The education and real estate sectors are two of the most emotive topics for residents of Dubai.
Historically, tenants had limited choice and were often forced to rent properties with unfavourable rental conditions, such as paying in one lump sum for the year. However, times have changed, since 2017 or so, residents have been incentivized with flexible payment plans, maintenance packages, free months rent, and multiple cheque options, as additional housing supply and lower property prices have lent residents a good amount of bargaining power.

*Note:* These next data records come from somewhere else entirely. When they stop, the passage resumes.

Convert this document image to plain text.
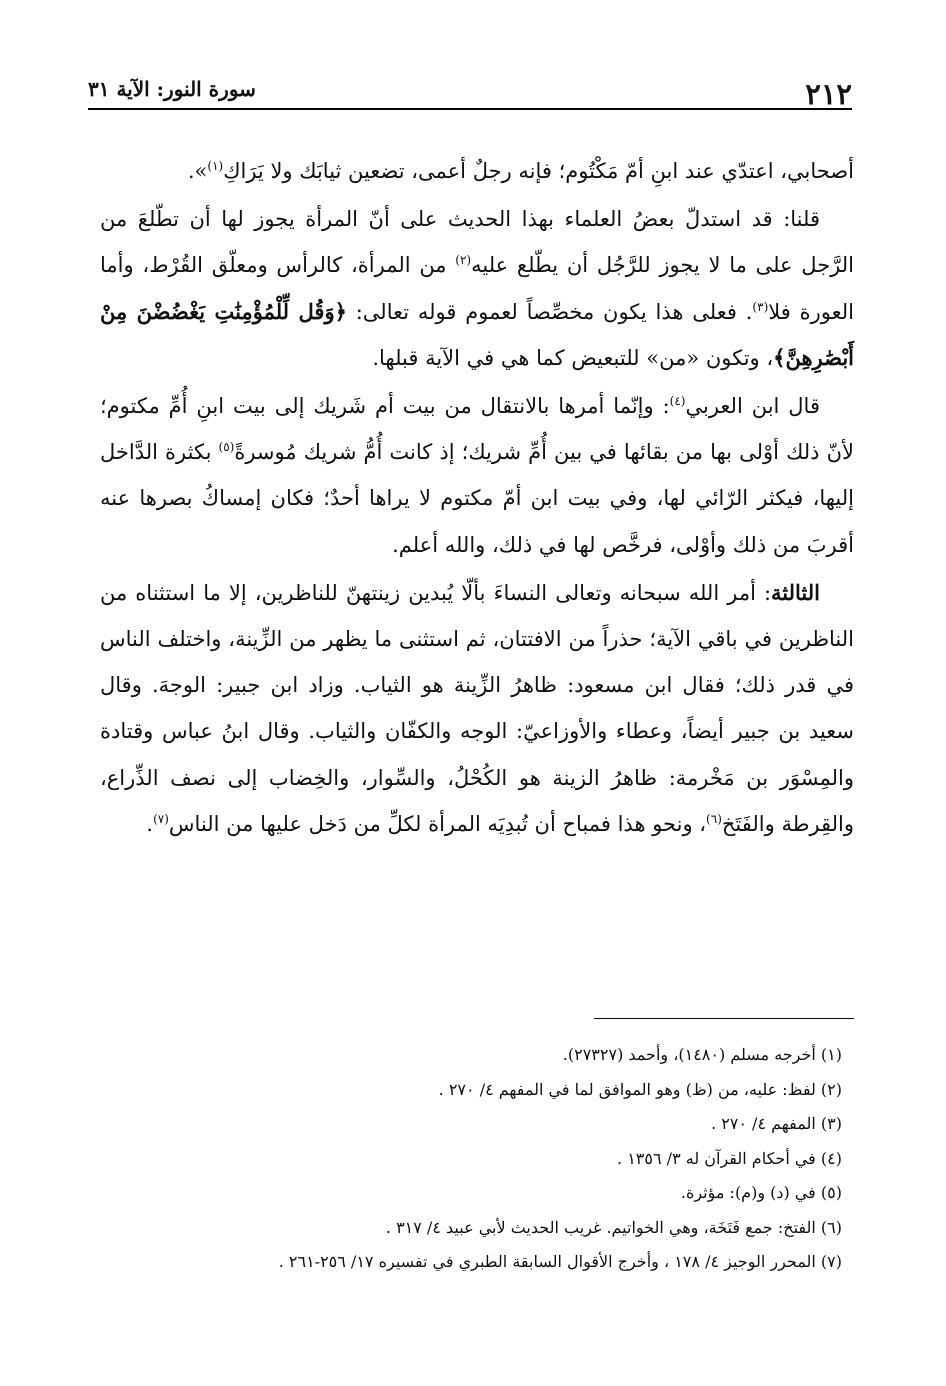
٢١٢
سورة النور: الآية ٣١

أصحابي، اعتدّي عند ابنِ أمّ مَكْتُوم؛ فإنه رجلٌ أعمى، تضعين ثيابَك ولا يَرَاكِ$^{(١)}$».

قلنا: قد استدلّ بعضُ العلماء بهذا الحديث على أنّ المرأة يجوز لها أن تطّلعَ من الرَّجل على ما لا يجوز للرَّجُل أن يطّلع عليه$^{(٢)}$ من المرأة، كالرأس ومعلّق القُرْط، وأما العورة فلا$^{(٣)}$. فعلى هذا يكون مخصِّصاً لعموم قوله تعالى: ﴿وَقُل لِّلْمُؤْمِنَٰتِ يَغْضُضْنَ مِنْ أَبْصَٰرِهِنَّ﴾، وتكون «من» للتبعيض كما هي في الآية قبلها.

قال ابن العربي$^{(٤)}$: وإنّما أمرها بالانتقال من بيت أم شَريك إلى بيت ابنِ أُمِّ مكتوم؛ لأنّ ذلك أوْلى بها من بقائها في بين أُمِّ شريك؛ إذ كانت أُمُّ شريك مُوسرةً$^{(٥)}$ بكثرة الدَّاخل إليها، فيكثر الرّائي لها، وفي بيت ابن أمّ مكتوم لا يراها أحدٌ؛ فكان إمساكُ بصرها عنه أقربَ من ذلك وأوْلى، فرخَّص لها في ذلك، والله أعلم.

الثالثة: أمر الله سبحانه وتعالى النساءَ بألّا يُبدين زينتهنّ للناظرين، إلا ما استثناه من الناظرين في باقي الآية؛ حذراً من الافتتان، ثم استثنى ما يظهر من الزِّينة، واختلف الناس في قدر ذلك؛ فقال ابن مسعود: ظاهرُ الزِّينة هو الثياب. وزاد ابن جبير: الوجهَ. وقال سعيد بن جبير أيضاً، وعطاء والأوزاعيّ: الوجه والكفّان والثياب. وقال ابنُ عباس وقتادة والمِسْوَر بن مَخْرمة: ظاهرُ الزينة هو الكُحْلُ، والسِّوار، والخِضاب إلى نصف الذِّراع، والقِرطة والفَتَخ$^{(٦)}$، ونحو هذا فمباح أن تُبدِيَه المرأة لكلِّ من دَخل عليها من الناس$^{(٧)}$.

(١) أخرجه مسلم (١٤٨٠)، وأحمد (٢٧٣٢٧).
(٢) لفظ: عليه، من (ظ) وهو الموافق لما في المفهم ٤/ ٢٧٠ .
(٣) المفهم ٤/ ٢٧٠ .
(٤) في أحكام القرآن له ٣/ ١٣٥٦ .
(٥) في (د) و(م): مؤثرة.
(٦) الفتخ: جمع فَتَخَة، وهي الخواتيم. غريب الحديث لأبي عبيد ٤/ ٣١٧ .
(٧) المحرر الوجيز ٤/ ١٧٨ ، وأخرج الأقوال السابقة الطبري في تفسيره ١٧/ ٢٥٦-٢٦١ .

With a similar past, parents in Dubai struggled to find school places before 2015, and were often forced to settle for their second or third options. Just a few years later, parents now have choice and bargaining power in their corner, as new schools have offered a raft of incentives ranging from free transport, free uniforms, and attractive discounts. It is now clear that Dubai families are more empowered to make choices that are in their interest rather than being stuck with options that are less than desirable.
Given the high expatriate population in Dubai, private education supply and prices are closely linked to the property market. This report will address some important dynamics in both areas and also highlight the opportunities that private education has to grow and more importantly, where.
The Dubai property market, like any other successful global market, will have its booms and busts. The overall stability and success of the market is dependent on market movements such as currency fluctuations, population increases and depressions, fluctuations in key commodity prices from which GDP is derived as well as future predictions for the leading economic sectors.
Many indicators are pointing to a positive macroeconomic and socioeconomic trajectory leading up to 2020. With real estate supply still materializing at a rate of 40 to 50 percent of annual projections, there may be a potential undersupply in the market as the population continues to grow year on year.
Of course, there are some market factors to keep an eye on such as declining oil prices and demand for the same from the region, a strengthening US Dollar as well as rising interest rates in the United States. Local market watchers continue to issue somewhat positive outlooks, albeit with some hesitation as everyone awaits the much anticipated effects of the Expo era. Despite the cautionary market factors, consistent and expanding government investments in infrastructure and projects of the future yield positive long-term growth prospects for Dubai.
Released in August 2018, Emirates NBD’s employment index of the larger Purchasing Managers Index (PMI) for the UAE reported that 7.5 percent of firms indicated a drop in employment this past August, compared to July, while 3.9 percent of firms reported increased hiring. Additionally, while output is strong, this growth is not translating to new job creation or higher wages. As a result, the report concludes that private consumption is not likely to contribute to GDP growth in 2018. What this means is that macroeconomic growth will have to come from continued government output and spending.
Moreover, as the labor force experiences any stagnation or depression, household budgets will restrict and the basket of goods used to determine consumer price indices will reflect some important changes afoot in consumer behavior.
The Education Intelligence Group and Property Finder have conducted research on the changing demographics of Dubai’s education and property sectors. More specifically, we look at how the further supply of residential units in emerging communities will provide new schools entering the market a unique set of opportunities.